The SVM and GPR-based models can be incorporated into the design process of the hydrogen production process from palm oil mill effluent and activated sludge waste in the case that a scale-up process is necessary. Having the knowledge of how each of the input parameters influences the process outputs utilizing SVM and GPR-based models will help to identify how resources should be correctly allocated. In addition, a suitable control measure may be incorporated into the whole operation to cut down on the amount of wasted energy and resources.

4. Conclusions

The bulk of wastewater has a large proportion of readily biodegradable organic components, which allows it to avoid the need for pre-treatment and lets it be utilized directly as a possible substrate in hydrogen production bioreactors. This helps to overcome the necessities for the pre-treatment stage. This study has demonstrated the application of SVM and GPR models incorporated with different kernel functions for modeling the production of hydrogen production from palm oil mill effluent and activated sludge. The incorporation of the linear, quadratic, and cubic kernel function to the SVM did not result in any significant improvement in the predictive performance of the hydrogen production from the palm oil mill effluent and activated sludge, as indicated by the low R² values and high prediction errors based on the RMSE and MAE. The GPR models with the various kernel functions show better performance in modeling the prediction of the hydrogen production from the palm oil mill effluent and the activated sludge. The predicted hydrogen was consistent with the actual values. The input parameters were found to significantly influence the hydrogen produced from the two sources.

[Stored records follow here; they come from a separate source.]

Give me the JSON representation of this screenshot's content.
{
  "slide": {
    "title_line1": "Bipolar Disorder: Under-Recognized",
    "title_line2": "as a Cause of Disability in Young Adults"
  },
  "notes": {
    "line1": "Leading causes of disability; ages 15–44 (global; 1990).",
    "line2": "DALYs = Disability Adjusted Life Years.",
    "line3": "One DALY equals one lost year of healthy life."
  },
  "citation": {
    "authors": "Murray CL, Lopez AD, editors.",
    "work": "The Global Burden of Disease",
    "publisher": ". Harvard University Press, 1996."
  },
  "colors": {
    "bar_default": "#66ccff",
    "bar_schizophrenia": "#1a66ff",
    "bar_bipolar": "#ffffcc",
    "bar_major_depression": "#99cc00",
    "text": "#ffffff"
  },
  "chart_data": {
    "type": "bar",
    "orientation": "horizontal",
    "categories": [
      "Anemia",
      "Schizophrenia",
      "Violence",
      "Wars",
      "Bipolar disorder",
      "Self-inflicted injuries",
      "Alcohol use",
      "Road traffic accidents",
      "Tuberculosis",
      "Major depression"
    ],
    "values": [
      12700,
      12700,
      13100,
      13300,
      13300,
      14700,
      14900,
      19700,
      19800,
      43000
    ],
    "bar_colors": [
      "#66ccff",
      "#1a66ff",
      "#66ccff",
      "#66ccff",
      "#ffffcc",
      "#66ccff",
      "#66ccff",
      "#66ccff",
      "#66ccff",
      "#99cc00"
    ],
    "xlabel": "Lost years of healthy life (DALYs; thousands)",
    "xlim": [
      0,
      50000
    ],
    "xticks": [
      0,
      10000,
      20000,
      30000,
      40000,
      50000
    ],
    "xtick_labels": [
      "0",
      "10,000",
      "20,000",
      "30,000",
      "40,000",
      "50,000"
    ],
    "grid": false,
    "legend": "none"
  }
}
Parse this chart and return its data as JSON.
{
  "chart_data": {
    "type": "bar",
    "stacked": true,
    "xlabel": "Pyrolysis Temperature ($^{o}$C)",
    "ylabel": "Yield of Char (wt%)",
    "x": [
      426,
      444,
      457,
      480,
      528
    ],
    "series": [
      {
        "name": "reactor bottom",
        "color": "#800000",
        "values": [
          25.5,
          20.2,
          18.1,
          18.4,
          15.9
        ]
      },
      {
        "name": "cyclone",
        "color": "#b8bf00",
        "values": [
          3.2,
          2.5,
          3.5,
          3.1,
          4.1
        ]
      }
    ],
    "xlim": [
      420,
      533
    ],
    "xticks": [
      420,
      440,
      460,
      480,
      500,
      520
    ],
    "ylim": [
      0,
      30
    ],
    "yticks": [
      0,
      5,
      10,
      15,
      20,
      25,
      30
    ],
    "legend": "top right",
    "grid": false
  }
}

The level of importance study revealed that all the input parameters are important in the process of producing hydrogen. However, the concentration of COD in the influent water and the temperature of the medium had a substantial impact on the amount of hydrogen that was produced from palm oil mill effluent. On the other hand, the pH of the medium and the temperature had a substantial impact on the amount of hydrogen that was produced by the activated sludge. This study could serve as a reference point in the case of a scale-up; real-time optimization of the hydrogen production from waste effluent will be made possible with a thorough understanding of how various process factors influence the process.